Human stories do not soften science.
They reveal why it matters.

As a University of Exeter alumna, I went with particular interest to a recent event at The Academy of Medical Sciences, where four of the university’s leading scientists explored how genomics is changing the future of medicine.

Across rare disease, diabetes, women’s health and dementia, the scientific progress was extraordinary. But its power did not come from being told simply “look what the science can do”. It came from seeing what changes when that science reaches the person who needs it.

A critically ill baby waiting for answers. A child whose diagnosis changed the course of treatment. A person with diabetes whose genetic profile meant the standard label did not tell the full story. Women trying to understand fertility, menopause and long-term health. Families facing dementia long after the earliest biological changes may already have begun.
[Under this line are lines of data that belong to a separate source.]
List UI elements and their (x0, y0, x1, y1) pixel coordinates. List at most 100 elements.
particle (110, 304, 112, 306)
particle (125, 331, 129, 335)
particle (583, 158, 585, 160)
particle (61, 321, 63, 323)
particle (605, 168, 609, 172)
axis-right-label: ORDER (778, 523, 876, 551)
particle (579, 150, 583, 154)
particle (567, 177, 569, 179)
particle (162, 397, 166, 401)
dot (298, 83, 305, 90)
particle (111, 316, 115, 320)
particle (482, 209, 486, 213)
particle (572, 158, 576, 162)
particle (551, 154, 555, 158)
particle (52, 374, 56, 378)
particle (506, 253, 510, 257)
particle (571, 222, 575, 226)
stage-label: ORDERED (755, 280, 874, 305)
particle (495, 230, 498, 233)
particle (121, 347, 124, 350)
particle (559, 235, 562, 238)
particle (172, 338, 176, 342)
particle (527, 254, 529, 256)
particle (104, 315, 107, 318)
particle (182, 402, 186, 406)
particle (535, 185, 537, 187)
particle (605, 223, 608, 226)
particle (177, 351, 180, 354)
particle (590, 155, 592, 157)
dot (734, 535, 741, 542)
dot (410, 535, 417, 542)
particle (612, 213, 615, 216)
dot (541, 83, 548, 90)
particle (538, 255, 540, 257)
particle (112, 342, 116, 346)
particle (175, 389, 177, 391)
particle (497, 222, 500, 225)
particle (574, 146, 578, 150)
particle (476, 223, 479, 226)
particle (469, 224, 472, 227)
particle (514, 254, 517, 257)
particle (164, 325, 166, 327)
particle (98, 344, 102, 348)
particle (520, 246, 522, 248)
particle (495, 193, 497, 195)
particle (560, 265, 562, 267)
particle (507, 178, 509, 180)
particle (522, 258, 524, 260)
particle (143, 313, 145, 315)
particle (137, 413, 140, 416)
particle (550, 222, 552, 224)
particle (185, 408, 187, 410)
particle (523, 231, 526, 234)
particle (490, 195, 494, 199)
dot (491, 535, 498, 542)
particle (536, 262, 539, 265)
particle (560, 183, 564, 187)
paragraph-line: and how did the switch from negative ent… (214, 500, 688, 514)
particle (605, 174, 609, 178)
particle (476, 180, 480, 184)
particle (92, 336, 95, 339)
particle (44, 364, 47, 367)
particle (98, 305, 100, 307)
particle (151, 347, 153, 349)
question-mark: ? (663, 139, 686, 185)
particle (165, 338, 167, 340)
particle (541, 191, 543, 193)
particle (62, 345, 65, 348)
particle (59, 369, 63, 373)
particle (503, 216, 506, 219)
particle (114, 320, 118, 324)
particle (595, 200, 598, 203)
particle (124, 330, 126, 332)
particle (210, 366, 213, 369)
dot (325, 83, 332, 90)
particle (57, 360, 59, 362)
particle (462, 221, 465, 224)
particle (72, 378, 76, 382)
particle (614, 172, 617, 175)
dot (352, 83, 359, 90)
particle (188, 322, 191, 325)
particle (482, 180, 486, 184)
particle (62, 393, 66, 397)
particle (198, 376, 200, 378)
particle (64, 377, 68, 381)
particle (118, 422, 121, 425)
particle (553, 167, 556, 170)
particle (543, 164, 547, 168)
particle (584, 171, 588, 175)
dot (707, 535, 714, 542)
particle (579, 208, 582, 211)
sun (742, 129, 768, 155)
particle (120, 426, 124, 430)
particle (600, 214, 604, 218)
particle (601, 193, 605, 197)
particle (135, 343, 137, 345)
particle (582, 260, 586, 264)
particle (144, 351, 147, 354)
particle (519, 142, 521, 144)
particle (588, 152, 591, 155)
There is a lesson there for anyone trying to communicate complex ideas.

We often talk about making science simpler. There is some truth in that, of course. Nobody outside a specialist audience wants to be buried under terminology. But the Exeter event showed something more interesting. The speakers did not dumb down the science, they made it consequential.

Rapid genome sequencing became understandable when it was attached to a baby in intensive care, where time was not an abstract measure of innovation but the difference between uncertainty and a treatment plan. Precision diabetes became meaningful when it showed why one person’s diagnosis could point to a different therapy. Research into reproductive ageing became more than a scientific field when it touched decisions about fertility, menopause and women’s long-term health. Dementia research became sharper when framed around the need to understand what is happening in the brain years before symptoms appear.

For organisations working in difficult, technical or still-emerging areas, there is often a temptation to lead with proof. The data. The breakthrough. The funding. The scale of the problem. All of that has its place, especially in health, where credibility matters deeply.

But proof alone rarely creates meaning. People need to understand what the evidence changes. What decision becomes possible? What delay is shortened? What uncertainty is reduced? What future becomes easier to imagine?

This is not about using human stories as decoration. In the best health communications, the human story is not the soft bit after the science. It is where the impact becomes visible.

That matters even more as medicine becomes more precise. Genomics, AI-enabled diagnostics, personalised treatments and predictive tools all promise to move healthcare away from broad categories and towards more individual answers. Yet the more precise the science becomes, the more carefully it needs to be explained. Personalisation can inspire hope, but it can also raise questions about trust, consent, access, anxiety and fairness.

Much of the communications challenge sits there: between what the science can do and what people are ready to understand, believe and act on.

The future of medicine may be shaped by genetic code, datasets and molecular insight. But most people will understand it through moments that feel much closer to home: a parent getting an answer, a clinician choosing a better treatment, a woman making a more informed decision or a family seeing the possibility of earlier action.

Scientific progress can be extraordinary and still struggle to connect unless people can see what changes in a real life.

That is the lesson I took from the evening. Start with the science, and people may be impressed. Show what it changes for someone, and they are more likely to understand why it matters.